Bem antes da Pandemia, que engessou tantos projetos e sonhos, meu filho queria me levar para a Itália, a fim de conhecer a pequena cidade de Sala Consilina, em Salerno, onde nasceu minha avó materna, Giusephina Romano Giordano.
O sonho foi se tornando real quando as passagens foram compradas. Íamos no mês de julho por ser férias das netas, que iriam também.
Mas o improvável aconteceu, e aquele vírus que parecia estar tão longe, lá na China, se espalhou velozmente pelo planeta. Tudo parou, e a viagem teve de ser adiada.
Após os dois anos fatídicos, e as coisas quase dentro da normalidade, pudemos fazer a tão sonhada viagem, eu, meu marido, dois filhos e as três netas mais velhas.
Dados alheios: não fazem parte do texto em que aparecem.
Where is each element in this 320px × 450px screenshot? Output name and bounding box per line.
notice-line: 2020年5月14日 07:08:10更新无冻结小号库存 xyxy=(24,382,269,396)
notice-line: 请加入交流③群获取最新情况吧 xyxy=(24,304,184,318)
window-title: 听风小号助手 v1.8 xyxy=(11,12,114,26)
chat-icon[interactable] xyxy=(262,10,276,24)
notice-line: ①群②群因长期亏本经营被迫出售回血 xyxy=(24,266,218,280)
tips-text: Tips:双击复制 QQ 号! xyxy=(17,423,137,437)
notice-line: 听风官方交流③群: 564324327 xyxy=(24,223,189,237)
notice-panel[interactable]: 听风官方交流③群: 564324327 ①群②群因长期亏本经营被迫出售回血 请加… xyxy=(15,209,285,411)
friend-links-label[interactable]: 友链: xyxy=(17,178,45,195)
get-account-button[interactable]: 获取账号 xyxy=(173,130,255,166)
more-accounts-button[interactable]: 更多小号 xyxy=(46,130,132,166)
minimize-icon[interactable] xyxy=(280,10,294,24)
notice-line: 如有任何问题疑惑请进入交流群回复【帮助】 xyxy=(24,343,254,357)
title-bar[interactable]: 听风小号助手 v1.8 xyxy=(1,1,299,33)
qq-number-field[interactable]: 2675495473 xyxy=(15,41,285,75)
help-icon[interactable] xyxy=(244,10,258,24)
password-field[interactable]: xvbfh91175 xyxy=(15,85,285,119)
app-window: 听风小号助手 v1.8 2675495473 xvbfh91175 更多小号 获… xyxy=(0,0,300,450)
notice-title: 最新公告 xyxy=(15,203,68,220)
Carro alugado, fomos percorrendo a Itália de norte a sul, usufruindo de paisagens mágicas da Campânia, Toscana, Lombardia, Lácio, Emília-Romanha e Vêneto, que pareciam quadros, de tirar o fôlego pela beleza.
Ao chegarmos à cidadezinha da qual tanto ouvia minha mãe falar, a emoção foi imensa. Pisar nos lugares onde certamente minha avó caminhou em sua adolescência, foi uma experiência única. Eu ficava imaginando-a jovem, com a idade das minhas netas, uma bela moça de olhos azuis, com xale nos ombros indo à igrejinha onde assistimos uma missa logo que chegamos, pois era um domingo.
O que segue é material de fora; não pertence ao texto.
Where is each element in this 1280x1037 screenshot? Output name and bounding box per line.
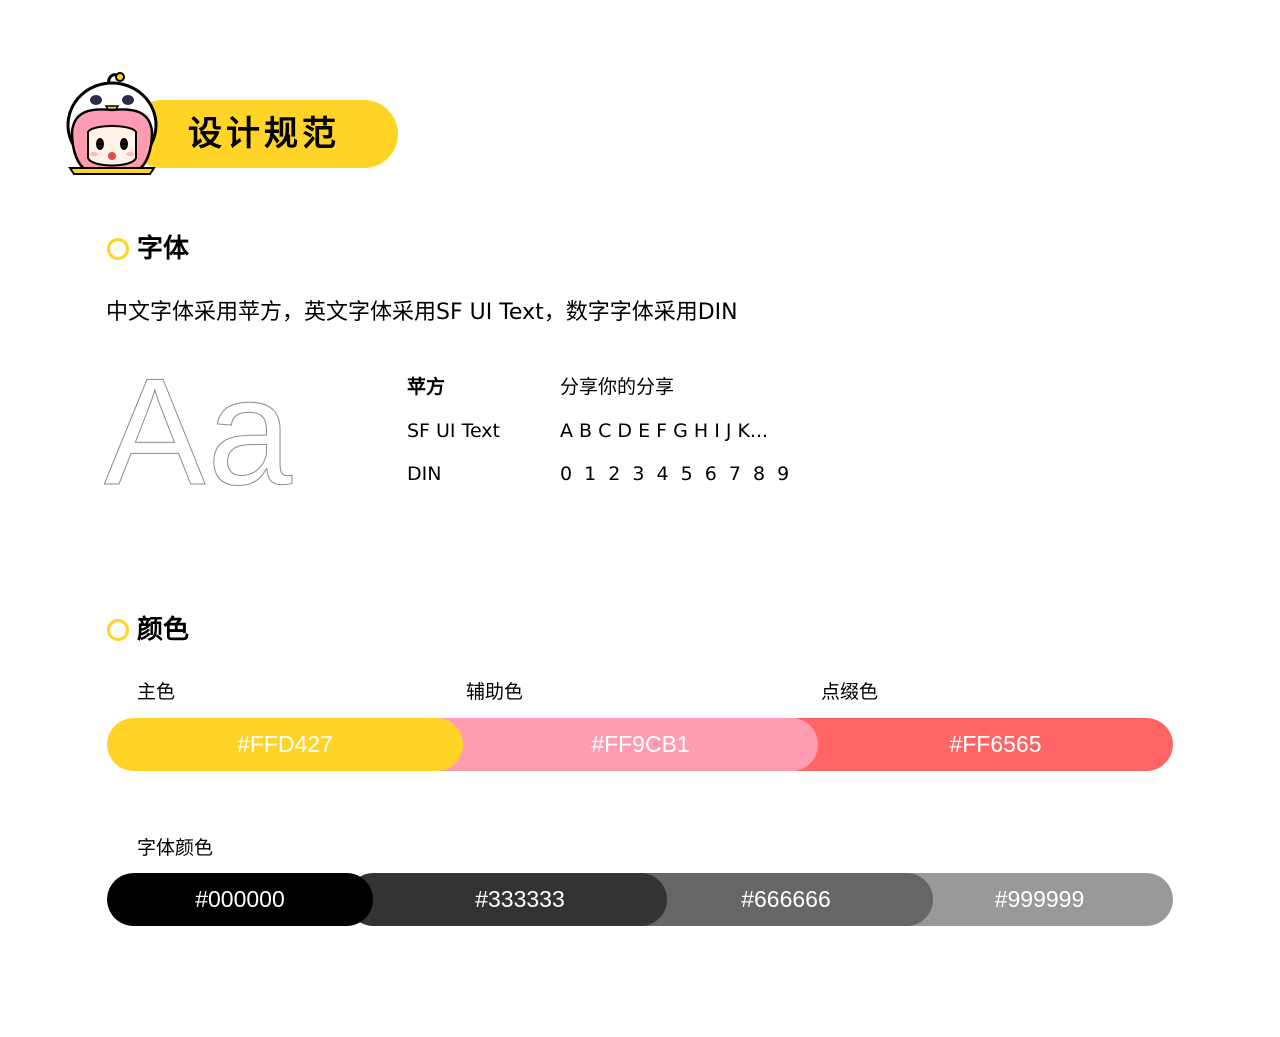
spec-sample-sfui: A B C D E F G H I J K...: [560, 420, 769, 442]
spec-label-pingfang: 苹方: [407, 376, 446, 398]
swatch-pink: #FF9CB1: [417, 718, 818, 771]
spec-label-sfui: SF UI Text: [407, 420, 501, 442]
font-color-bar: #999999 #666666 #333333 #000000: [107, 873, 1173, 926]
font-sample-glyph: Aa: [104, 347, 294, 517]
swatch-red: #FF6565: [772, 718, 1173, 771]
section-bullet-icon: [107, 238, 129, 260]
font-description: 中文字体采用苹方，英文字体采用SF UI Text，数字字体采用DIN: [106, 300, 738, 325]
accent-color-label: 点缀色: [821, 681, 879, 703]
swatch-yellow: #FFD427: [107, 718, 463, 771]
spec-sample-din: 0 1 2 3 4 5 6 7 8 9: [560, 463, 793, 485]
secondary-color-label: 辅助色: [466, 681, 524, 703]
brand-color-bar: #FF6565 #FF9CB1 #FFD427: [107, 718, 1173, 771]
color-section-title: 颜色: [137, 615, 190, 645]
font-section-title: 字体: [137, 234, 190, 264]
swatch-333333: #333333: [347, 873, 667, 926]
spec-sample-pingfang: 分享你的分享: [560, 376, 675, 398]
section-bullet-icon: [107, 619, 129, 641]
font-colors-label: 字体颜色: [137, 837, 214, 859]
mascot-icon: [66, 72, 158, 175]
primary-color-label: 主色: [137, 681, 176, 703]
swatch-000000: #000000: [107, 873, 373, 926]
spec-label-din: DIN: [407, 463, 442, 485]
page-title: 设计规范: [188, 114, 340, 154]
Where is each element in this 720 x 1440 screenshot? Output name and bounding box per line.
Sala Consilina fica ao pé das montanhas. No inverno neva e deve ser muito gelada.
Minha avó veio com a família para o Brasil aos dezoito anos, e conheceu o futuro marido na viagem de navio e acabaram se casando no Brasil. Tiveram treze filhos, dos quais dez vingaram. Sempre falou um português misturado com dialeto italiano da sua terra natal. Nunca mais voltou, e a Itália para ela, se tornou apenas saudade...
Minha avó contava aos filhos que a casa de três andares onde morava tinha escadarias de mármore e anjos dourados pintados nas paredes dos quartos. A família plantava uvas e tomates. Apenas um dos irmãos voltou para a Itália e ela ficou sabendo através dele, que durante a guerra, parte do imóvel foi destruído e a casa acabou ficando para um padre. Só isso soube, e mais nada. Naquela época as comunicações eram difíceis.
Eu tinha um anel de safira azul que foi dela, que o deu de presente à minha mãe, que por conseguinte, me presenteou com essa preciosidade. Não usava porque era um pouco largo, e foi ficando esquecido numa caixinha por décadas, mas não sei porque, tive a ideia de o colocar no dedo e serviu certinho. Pensei comigo: ele vai viajar para o lugar de onde veio.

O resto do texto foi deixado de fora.